'Now,' said Mr. Gabriel Parsons, as they drove to Norwood together- -'you shall have an opportunity to make the disclosure to-night, and mind you speak out, Tottle.'
'I will--I will!' replied Watkins, valorously.
'How I should like to see you together,' ejaculated Mr. Gabriel Parsons.--'What fun!' and he laughed so long and so loudly, that he disconcerted Mr. Watkins Tottle, and frightened the horse.
'There's Fanny and your intended walking about on the lawn,' said Gabriel, as they approached the house. 'Mind your eye, Tottle.'
'Never fear,' replied Watkins, resolutely, as he made his way to the spot where the ladies were walking.
'Here's Mr. Tottle, my dear,' said Mrs. Parsons, addressing Miss Lillerton. The lady turned quickly round, and acknowledged his courteous salute with the same sort of confusion that Watkins had noticed on their first interview, but with something like a slight expression of disappointment or carelessness.
'Did you see how glad she was to see you?' whispered Parsons to his friend.
'Why, I really thought she looked as if she would rather have seen somebody else,' replied Tottle.
'Pooh, nonsense!' whispered Parsons again--'it's always the way with the women, young or old. They never show how delighted they are to see those whose presence makes their hearts beat. It's the way with the whole sex, and no man should have lived to your time of life without knowing it. Fanny confessed it to me, when we were first married, over and over again--see what it is to have a wife.'
'Certainly,' whispered Tottle, whose courage was vanishing fast.
'Well, now, you'd better begin to pave the way,' said Parsons, who, having invested some money in the speculation, assumed the office of director.
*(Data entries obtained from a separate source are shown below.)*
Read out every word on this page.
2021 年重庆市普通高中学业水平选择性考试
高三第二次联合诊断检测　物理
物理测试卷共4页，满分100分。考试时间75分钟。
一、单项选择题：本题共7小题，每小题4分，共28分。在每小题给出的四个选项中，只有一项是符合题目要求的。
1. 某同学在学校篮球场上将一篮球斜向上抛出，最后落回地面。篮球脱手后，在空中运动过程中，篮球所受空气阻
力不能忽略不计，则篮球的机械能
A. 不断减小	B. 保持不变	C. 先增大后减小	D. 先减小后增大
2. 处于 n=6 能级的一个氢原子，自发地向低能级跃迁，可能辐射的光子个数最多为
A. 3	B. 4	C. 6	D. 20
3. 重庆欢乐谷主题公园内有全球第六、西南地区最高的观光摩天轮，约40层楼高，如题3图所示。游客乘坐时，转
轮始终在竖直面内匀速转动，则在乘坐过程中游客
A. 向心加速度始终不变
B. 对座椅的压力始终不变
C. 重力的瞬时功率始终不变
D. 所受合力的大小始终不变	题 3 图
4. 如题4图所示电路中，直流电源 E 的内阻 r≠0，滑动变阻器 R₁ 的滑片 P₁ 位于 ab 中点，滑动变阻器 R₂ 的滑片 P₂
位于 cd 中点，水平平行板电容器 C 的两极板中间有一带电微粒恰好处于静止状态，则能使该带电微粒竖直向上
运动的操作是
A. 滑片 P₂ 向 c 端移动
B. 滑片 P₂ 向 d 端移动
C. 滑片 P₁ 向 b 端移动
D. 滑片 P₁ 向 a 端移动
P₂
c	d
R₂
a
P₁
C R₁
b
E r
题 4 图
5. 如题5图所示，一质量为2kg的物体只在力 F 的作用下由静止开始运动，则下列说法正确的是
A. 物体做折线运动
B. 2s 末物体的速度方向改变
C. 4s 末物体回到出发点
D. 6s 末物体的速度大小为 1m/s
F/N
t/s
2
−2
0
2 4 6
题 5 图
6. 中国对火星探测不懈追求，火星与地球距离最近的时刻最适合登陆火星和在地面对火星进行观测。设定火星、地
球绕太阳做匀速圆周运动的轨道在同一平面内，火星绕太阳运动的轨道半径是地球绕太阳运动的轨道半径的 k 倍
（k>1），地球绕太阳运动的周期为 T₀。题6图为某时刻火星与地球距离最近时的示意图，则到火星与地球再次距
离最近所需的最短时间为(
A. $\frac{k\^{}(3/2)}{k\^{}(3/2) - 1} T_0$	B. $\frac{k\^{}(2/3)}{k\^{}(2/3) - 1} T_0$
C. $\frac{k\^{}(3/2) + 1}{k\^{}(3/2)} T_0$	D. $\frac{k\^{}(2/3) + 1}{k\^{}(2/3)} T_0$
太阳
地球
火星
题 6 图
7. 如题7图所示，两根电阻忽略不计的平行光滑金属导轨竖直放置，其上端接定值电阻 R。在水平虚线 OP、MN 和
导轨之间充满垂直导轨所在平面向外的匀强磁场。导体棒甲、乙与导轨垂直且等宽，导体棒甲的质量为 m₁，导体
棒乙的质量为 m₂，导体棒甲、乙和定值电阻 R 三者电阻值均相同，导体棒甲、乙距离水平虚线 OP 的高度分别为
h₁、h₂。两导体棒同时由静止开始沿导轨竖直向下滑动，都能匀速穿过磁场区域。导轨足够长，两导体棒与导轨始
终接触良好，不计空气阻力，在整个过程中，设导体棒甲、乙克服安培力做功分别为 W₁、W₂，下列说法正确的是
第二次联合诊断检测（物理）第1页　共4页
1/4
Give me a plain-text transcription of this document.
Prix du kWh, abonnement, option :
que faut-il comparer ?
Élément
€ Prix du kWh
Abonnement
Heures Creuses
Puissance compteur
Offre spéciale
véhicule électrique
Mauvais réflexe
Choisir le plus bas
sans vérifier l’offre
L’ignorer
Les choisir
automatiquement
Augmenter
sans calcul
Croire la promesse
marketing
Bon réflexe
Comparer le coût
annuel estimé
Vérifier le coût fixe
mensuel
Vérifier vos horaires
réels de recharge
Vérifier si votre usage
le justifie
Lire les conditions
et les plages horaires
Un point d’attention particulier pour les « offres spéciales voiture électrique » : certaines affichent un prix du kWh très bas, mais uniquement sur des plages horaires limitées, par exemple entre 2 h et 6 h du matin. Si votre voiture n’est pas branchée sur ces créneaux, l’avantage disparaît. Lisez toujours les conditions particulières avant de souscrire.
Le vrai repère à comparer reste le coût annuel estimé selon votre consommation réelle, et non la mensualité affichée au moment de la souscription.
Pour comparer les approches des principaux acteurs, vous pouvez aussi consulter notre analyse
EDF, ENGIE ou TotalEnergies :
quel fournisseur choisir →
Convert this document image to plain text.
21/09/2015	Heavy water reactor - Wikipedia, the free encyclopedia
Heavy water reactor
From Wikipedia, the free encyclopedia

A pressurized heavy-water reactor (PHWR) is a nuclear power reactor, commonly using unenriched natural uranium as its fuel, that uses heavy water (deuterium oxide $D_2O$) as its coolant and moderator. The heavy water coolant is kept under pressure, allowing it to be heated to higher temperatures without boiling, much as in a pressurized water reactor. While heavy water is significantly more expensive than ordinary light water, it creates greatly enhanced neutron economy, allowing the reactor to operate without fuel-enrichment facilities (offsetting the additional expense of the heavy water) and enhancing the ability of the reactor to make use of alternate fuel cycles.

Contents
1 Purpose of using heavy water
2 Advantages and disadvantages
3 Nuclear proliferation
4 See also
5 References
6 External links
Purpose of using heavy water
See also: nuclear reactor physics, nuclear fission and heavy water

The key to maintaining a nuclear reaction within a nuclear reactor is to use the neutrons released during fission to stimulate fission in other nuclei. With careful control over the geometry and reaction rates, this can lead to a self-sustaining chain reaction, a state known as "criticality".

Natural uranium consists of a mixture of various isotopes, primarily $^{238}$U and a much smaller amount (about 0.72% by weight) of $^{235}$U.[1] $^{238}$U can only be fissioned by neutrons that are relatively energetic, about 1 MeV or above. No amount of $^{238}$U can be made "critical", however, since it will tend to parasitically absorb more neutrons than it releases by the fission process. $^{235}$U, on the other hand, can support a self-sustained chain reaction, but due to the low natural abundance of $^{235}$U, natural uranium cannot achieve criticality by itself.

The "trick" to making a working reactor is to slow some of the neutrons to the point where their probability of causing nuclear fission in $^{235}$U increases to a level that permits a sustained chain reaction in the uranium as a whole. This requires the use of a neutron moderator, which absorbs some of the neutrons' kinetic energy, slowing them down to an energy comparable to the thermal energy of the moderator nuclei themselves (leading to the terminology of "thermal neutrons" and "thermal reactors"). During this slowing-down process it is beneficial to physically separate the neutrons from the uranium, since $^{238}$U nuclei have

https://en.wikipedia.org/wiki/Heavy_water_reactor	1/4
'Yes, yes, I will--presently,' replied Tottle, greatly flurried.
'Say something to her, man,' urged Parsons again. 'Confound it! pay her a compliment, can't you?'
'No! not till after dinner,' replied the bashful Tottle, anxious to postpone the evil moment.
'Well, gentlemen,' said Mrs. Parsons, 'you are really very polite; you stay away the whole morning, after promising to take us out, and when you do come home, you stand whispering together and take no notice of us.'
'We were talking of the BUSINESS, my dear, which detained us this morning,' replied Parsons, looking significantly at Tottle.
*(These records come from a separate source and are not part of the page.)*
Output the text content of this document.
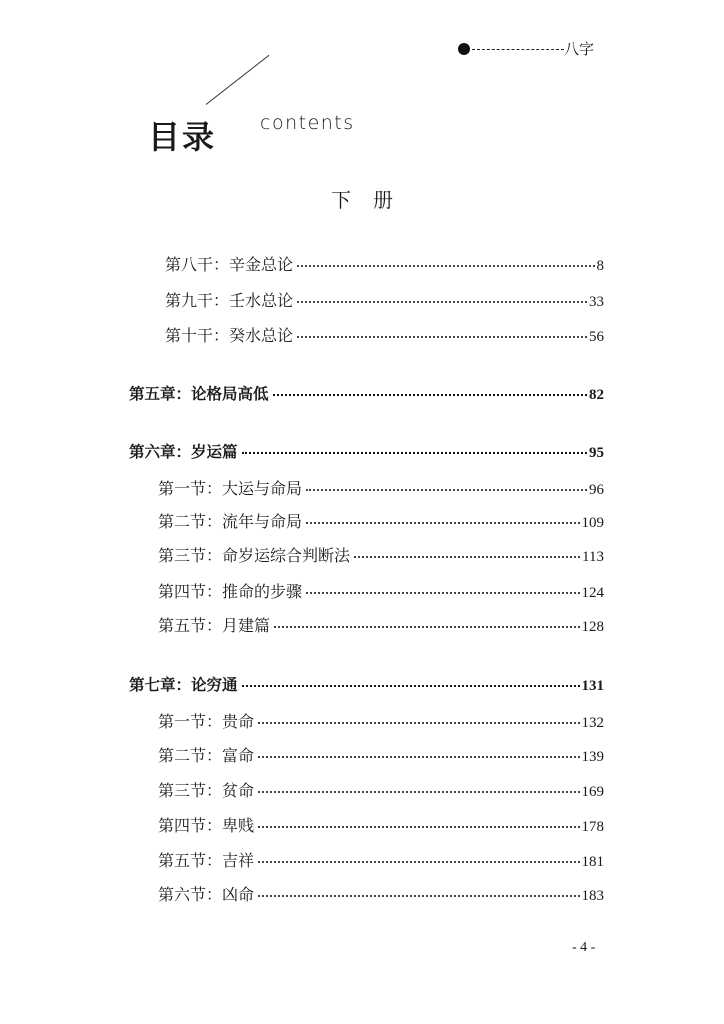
八字
目录 contents
下册
第八干：辛金总论	8
第九干：壬水总论	33
第十干：癸水总论	56
第五章：论格局高低	82
第六章：岁运篇	95
第一节：大运与命局	96
第二节：流年与命局	109
第三节：命岁运综合判断法	113
第四节：推命的步骤	124
第五节：月建篇	128
第七章：论穷通	131
第一节：贵命	132
第二节：富命	139
第三节：贫命	169
第四节：卑贱	178
第五节：吉祥	181
第六节：凶命	183
- 4 -
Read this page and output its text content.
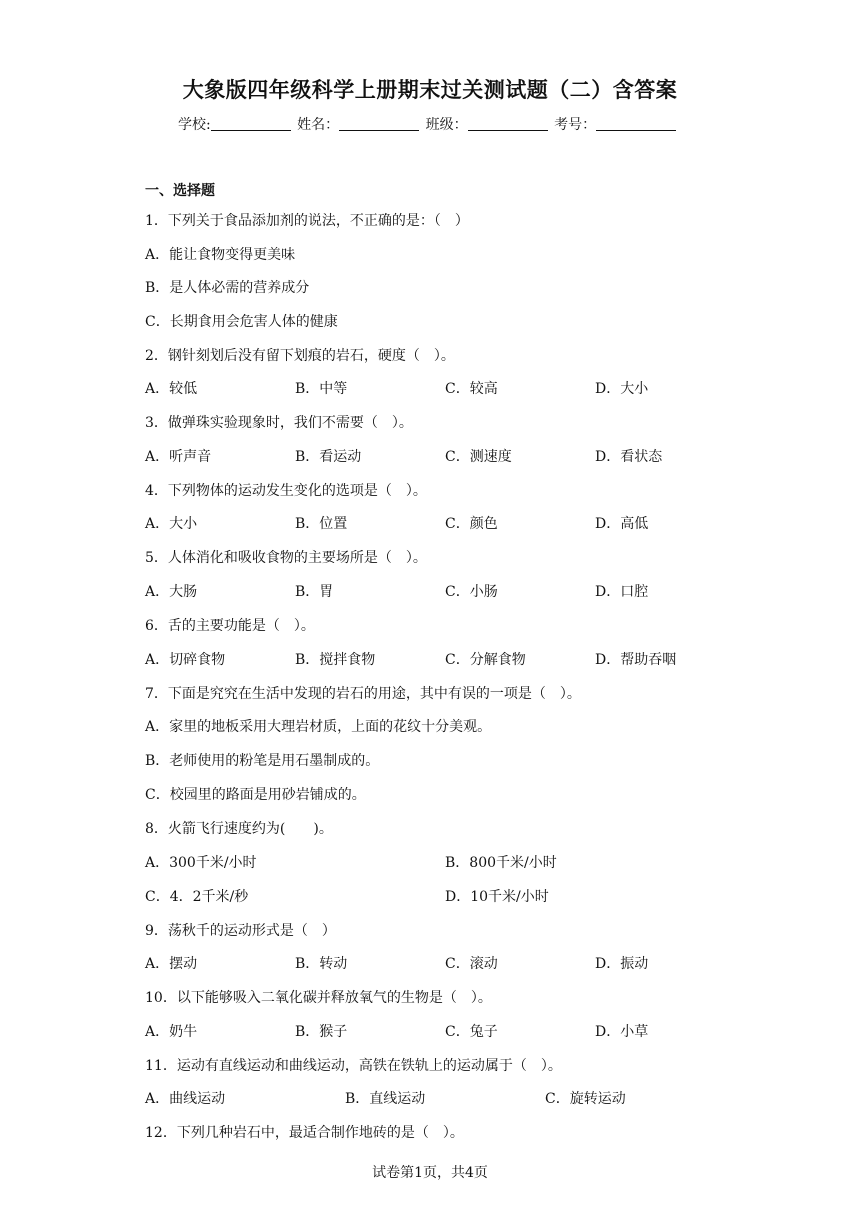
大象版四年级科学上册期末过关测试题（二）含答案
学校:	姓名：	班级：	考号：
一、选择题
1．下列关于食品添加剂的说法，不正确的是：（　）
A．能让食物变得更美味
B．是人体必需的营养成分
C．长期食用会危害人体的健康
2．钢针刻划后没有留下划痕的岩石，硬度（　）。
A．较低	B．中等	C．较高	D．大小
3．做弹珠实验现象时，我们不需要（　）。
A．听声音	B．看运动	C．测速度	D．看状态
4．下列物体的运动发生变化的选项是（　）。
A．大小	B．位置	C．颜色	D．高低
5．人体消化和吸收食物的主要场所是（　）。
A．大肠	B．胃	C．小肠	D．口腔
6．舌的主要功能是（　）。
A．切碎食物	B．搅拌食物	C．分解食物	D．帮助吞咽
7．下面是究究在生活中发现的岩石的用途，其中有误的一项是（　）。
A．家里的地板采用大理岩材质，上面的花纹十分美观。
B．老师使用的粉笔是用石墨制成的。
C．校园里的路面是用砂岩铺成的。
8．火箭飞行速度约为(　　)。
A．300千米/小时	B．800千米/小时
C．4．2千米/秒	D．10千米/小时
9．荡秋千的运动形式是（　）
A．摆动	B．转动	C．滚动	D．振动
10．以下能够吸入二氧化碳并释放氧气的生物是（　）。
A．奶牛	B．猴子	C．兔子	D．小草
11．运动有直线运动和曲线运动，高铁在铁轨上的运动属于（　）。
A．曲线运动	B．直线运动	C．旋转运动
12．下列几种岩石中，最适合制作地砖的是（　）。
试卷第1页，共4页
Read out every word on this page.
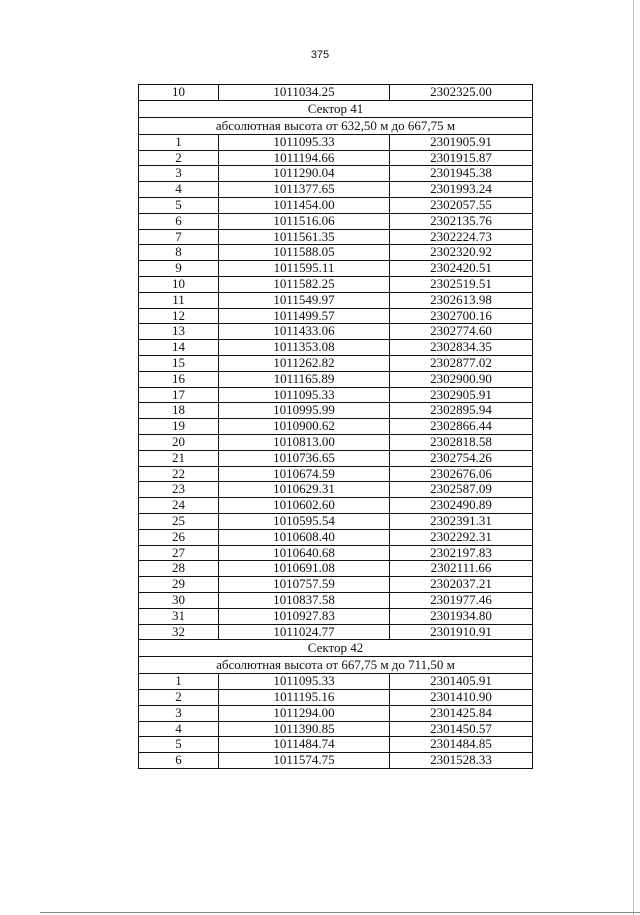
375
10	1011034.25	2302325.00
Сектор 41		
абсолютная высота от 632,50 м до 667,75 м		
1	1011095.33	2301905.91
2	1011194.66	2301915.87
3	1011290.04	2301945.38
4	1011377.65	2301993.24
5	1011454.00	2302057.55
6	1011516.06	2302135.76
7	1011561.35	2302224.73
8	1011588.05	2302320.92
9	1011595.11	2302420.51
10	1011582.25	2302519.51
11	1011549.97	2302613.98
12	1011499.57	2302700.16
13	1011433.06	2302774.60
14	1011353.08	2302834.35
15	1011262.82	2302877.02
16	1011165.89	2302900.90
17	1011095.33	2302905.91
18	1010995.99	2302895.94
19	1010900.62	2302866.44
20	1010813.00	2302818.58
21	1010736.65	2302754.26
22	1010674.59	2302676.06
23	1010629.31	2302587.09
24	1010602.60	2302490.89
25	1010595.54	2302391.31
26	1010608.40	2302292.31
27	1010640.68	2302197.83
28	1010691.08	2302111.66
29	1010757.59	2302037.21
30	1010837.58	2301977.46
31	1010927.83	2301934.80
32	1011024.77	2301910.91
Сектор 42		
абсолютная высота от 667,75 м до 711,50 м		
1	1011095.33	2301405.91
2	1011195.16	2301410.90
3	1011294.00	2301425.84
4	1011390.85	2301450.57
5	1011484.74	2301484.85
6	1011574.75	2301528.33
'Dear me! how very quickly the morning has gone,' said Miss Lillerton, referring to the gold watch, which was wound up on state occasions, whether it required it or not.
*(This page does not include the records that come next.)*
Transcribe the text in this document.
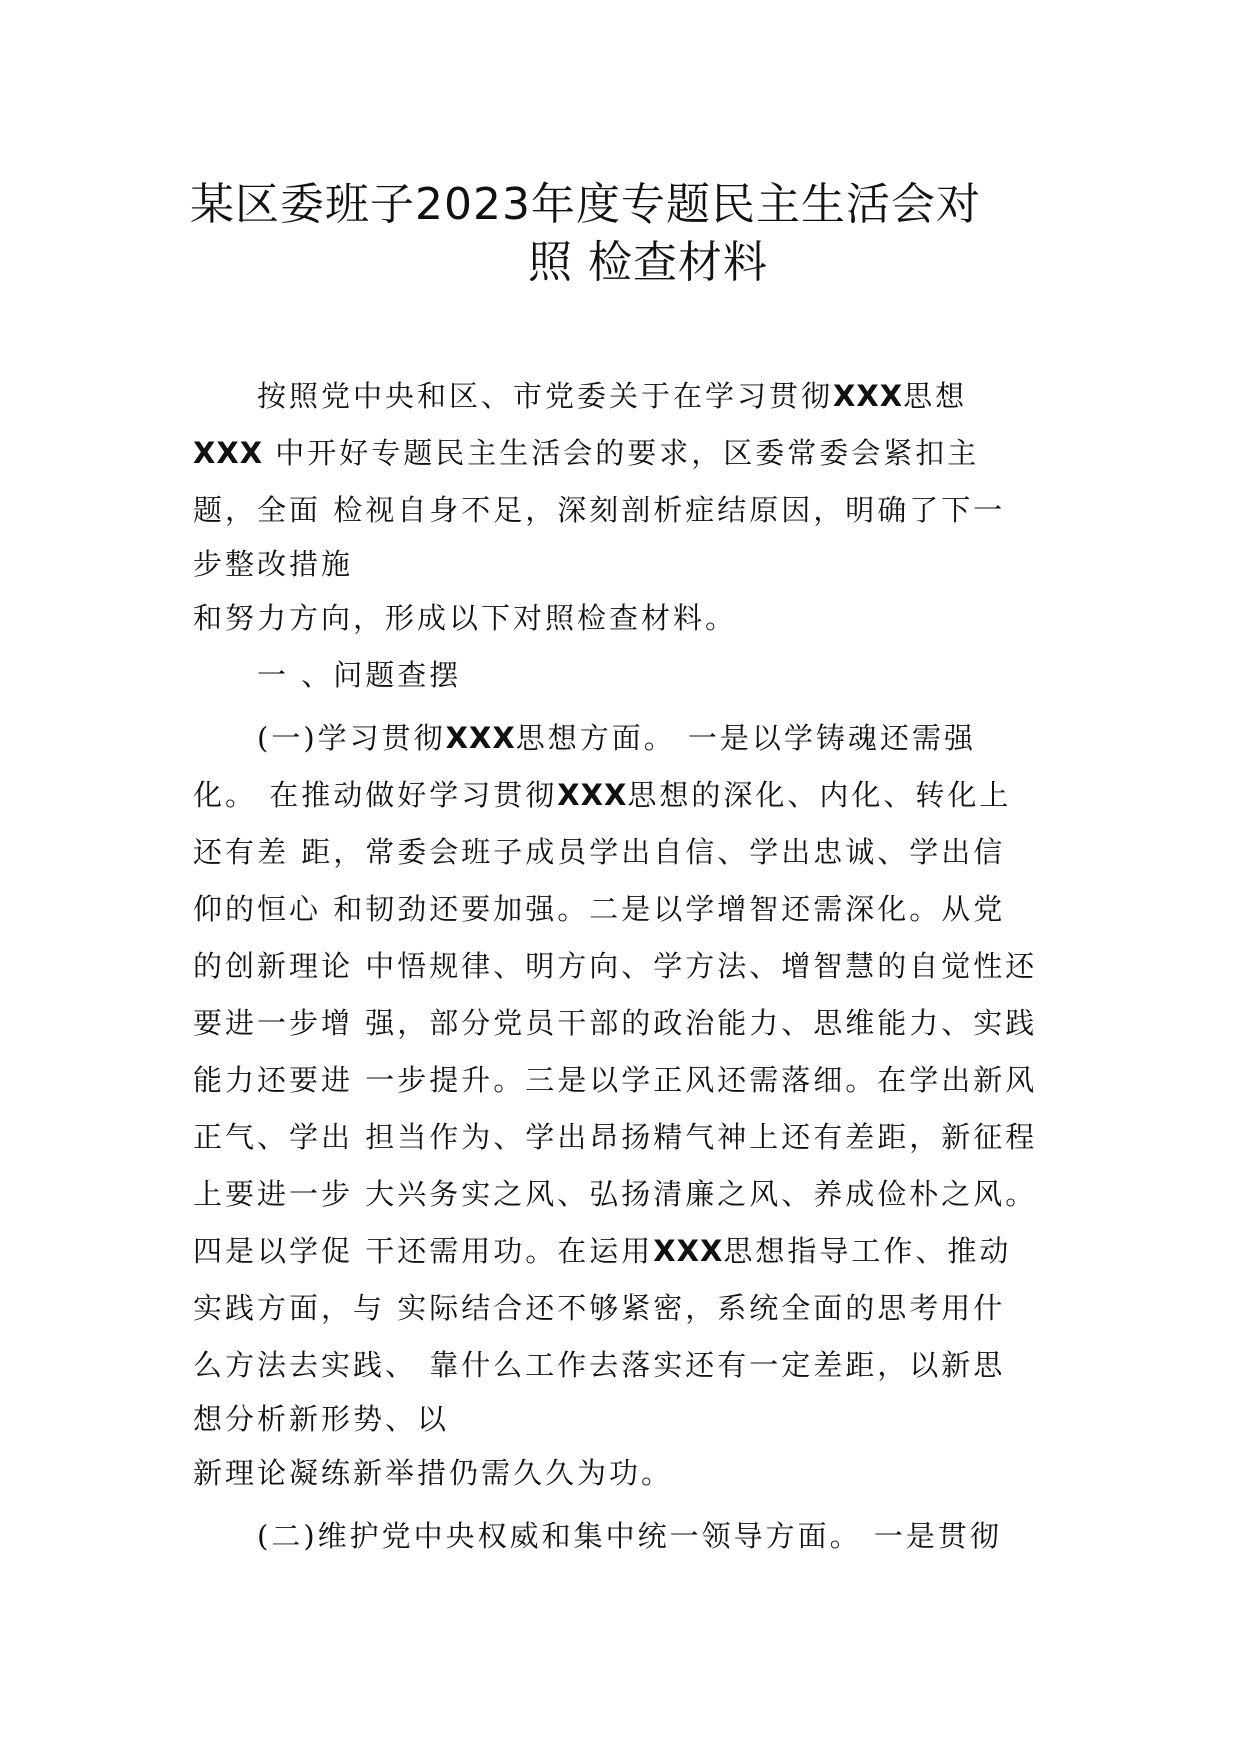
某区委班子2023年度专题民主生活会对
照 检查材料
　　按照党中央和区、市党委关于在学习贯彻XXX思想
XXX 中开好专题民主生活会的要求，区委常委会紧扣主
题，全面 检视自身不足，深刻剖析症结原因，明确了下一
步整改措施
和努力方向，形成以下对照检查材料。
　　一 、问题查摆
　　(一)学习贯彻XXX思想方面。 一是以学铸魂还需强
化。 在推动做好学习贯彻XXX思想的深化、内化、转化上
还有差 距，常委会班子成员学出自信、学出忠诚、学出信
仰的恒心 和韧劲还要加强。二是以学增智还需深化。从党
的创新理论 中悟规律、明方向、学方法、增智慧的自觉性还
要进一步增 强，部分党员干部的政治能力、思维能力、实践
能力还要进 一步提升。三是以学正风还需落细。在学出新风
正气、学出 担当作为、学出昂扬精气神上还有差距，新征程
上要进一步 大兴务实之风、弘扬清廉之风、养成俭朴之风。
四是以学促 干还需用功。在运用XXX思想指导工作、推动
实践方面，与 实际结合还不够紧密，系统全面的思考用什
么方法去实践、 靠什么工作去落实还有一定差距，以新思
想分析新形势、以
新理论凝练新举措仍需久久为功。
　　(二)维护党中央权威和集中统一领导方面。 一是贯彻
'I think it has passed very slowly,' mildly suggested Tottle.
('That's right--bravo!') whispered Parsons.
'Indeed!' said Miss Lillerton, with an air of majestic surprise.
'I can only impute it to my unavoidable absence from your society, madam,' said Watkins, 'and that of Mrs. Parsons.'
During this short dialogue, the ladies had been leading the way to the house.
'What the deuce did you stick Fanny into that last compliment for?' inquired Parsons, as they followed together; 'it quite spoilt the effect.'
'Oh! it really would have been too broad without,' replied Watkins Tottle, 'much too broad!'
'He's mad!' Parsons whispered his wife, as they entered the drawing-room, 'mad from modesty.'
'Dear me!' ejaculated the lady, 'I never heard of such a thing.'
'You'll find we have quite a family dinner, Mr. Tottle,' said Mrs. Parsons, when they sat down to table: 'Miss Lillerton is one of us, and, of course, we make no stranger of you.'
Mr. Watkins Tottle expressed a hope that the Parsons family never would make a stranger of him; and wished internally that his bashfulness would allow him to feel a little less like a stranger himself.
'Take off the covers, Martha,' said Mrs. Parsons, directing the shifting of the scenery with great anxiety. The order was obeyed, and a pair of boiled fowls, with tongue and et ceteras, were displayed at the top, and a fillet of veal at the bottom. On one side of the table two green sauce-tureens, with ladles of the same, were setting to each other in a green dish; and on the other was a curried rabbit, in a brown suit, turned up with lemon.